ReplicatorConfiguration config = new ReplicatorConfiguration(database, target);
config.setPullFilter((document, flags) -> "draft".equals(document.getString("type"))); 

// Create replicator (be sure to hold a reference somewhere that will prevent the Replicator from being GCed)
replicator = new Replicator(config);
replicator.start();

ドキュメントへのアクセスが失われると、プルレプリケーションフィルターもトリガーされます。

チャネル

デフォルトでは、Couchbase Liteは、構成されたユーザーアカウントがアクセスできるすべてのチャネルを取得します。この動作は、ユーザー認証と同期機能に依存して、ユーザーごとにプルするデータを指定するほとんどのアプリに適しています。

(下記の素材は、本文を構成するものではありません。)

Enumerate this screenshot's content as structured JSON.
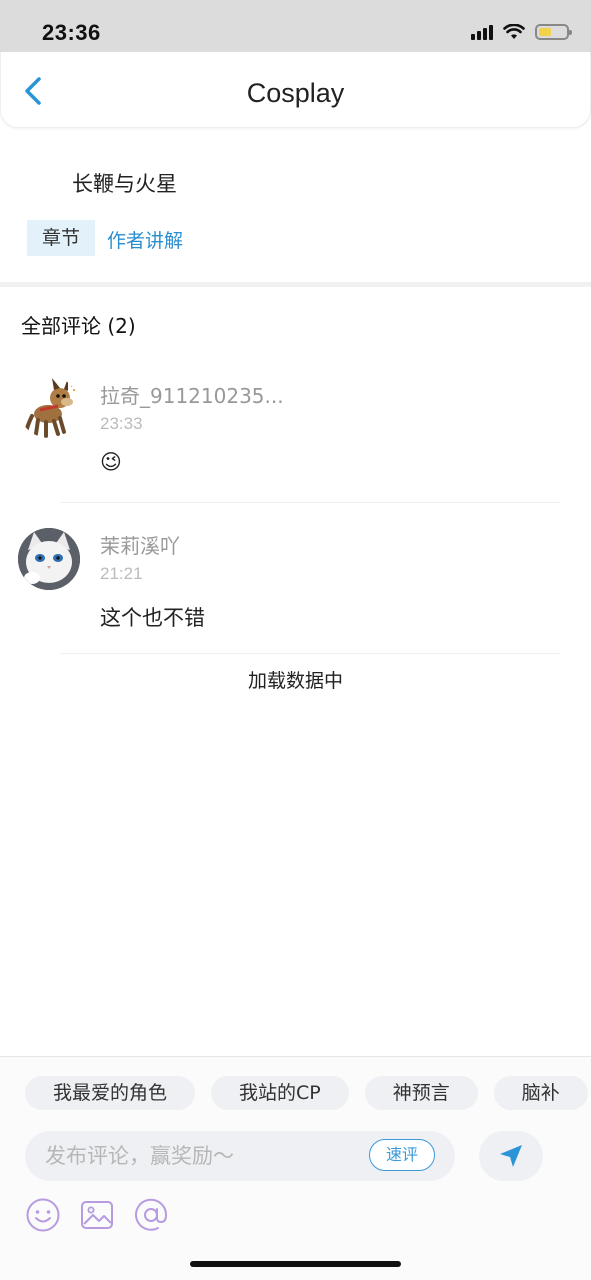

オプションで、Couchbase Liteのレプリケーター構成オブジェクトでチャネル名のコンマ区切りリストを指定することもできます。この場合、Sync Gatewayからのレプリケーションは、それらのチャネルでタグ付けされたドキュメントのみをプルします。

チャネルアクセス失効事の自動パージ

デフォルトでは、ユーザーがチャネルにアクセスできなくなると、チャネル内のすべてのドキュメント(ユーザーの他のチャネルにも属していない)がローカルデータベース(ユーザーに属するデバイス内)から自動パージされます。

リリース2.xでは、これらのドキュメントはローカルデータベースに残ります。

2.xでは、CBLは、ユーザーが所有するすべてのチャネルからドキュメントを削除することによってユーザーがドキュメントにアクセスできなくなった場合にのみ、自動パージを実行します。3.0では、2.xの自動パージに加えて、Couchbase Liteは、ユーザーがチャネルアクセスの取り消しによってドキュメントにアクセスできなくなったときに、ドキュメントを自動パージします。この機能はデフォルトで有効になっていますが、設定で無効にすることが可能です。

構成

自動パージの動作は、ReplicationConfigurationオプションsetAutoPurgeEnabled()によって制御されます。この状態を変更すると、将来のレプリケーションにのみ影響します。レプリケータは、チャネルアクセスの削除時に自動パージされたリビジョンの同期を試みません。以前に削除されたドキュメントを同期したいクライアントは、resetCheckpoint APIを使用して最初から再同期する必要があります。

以下は、自動パージの設定例です。

// set auto-purge behavior (here we override default)
thisConfig.setAutoPurgeEnabled(false); 

ここでは、自動パージ動作をオフにすることを選択しました。デフォルトでは、これはオン(true)です。

チャネルアクセス失効のケース

ユーザーは、さまざまな方法でチャネルにアクセスできなくなる可能性があります。

  • ユーザーはチャネルに(直接的に)アクセスできなくなる
  • ユーザーがチャネルにアクセスできるロールから削除される
  • ユーザーが割り当てられているロールがチャネルにアクセスできなくなる

複数のチャネルに存在するドキュメントは、ユーザーがすべてのチャネルにアクセスできなくなるまで、自動パージされません。

チャネルアクセスが取り消されたためにドキュメントアクセスが失われた場合、ユーザーはDocumentListenerからAccessRemoved通知を受け取ります。これは、現在の自動パージ設定に関係なく送信されます。

アクセスが回復した場合の動作

ユーザーが失われたチャネルへのアクセスを回復した場合、以前に自動パージされたドキュメントは、チャネルのいずれかにまだ割り当てられている場合、次に更新されるときに自動的にプルダウンされます。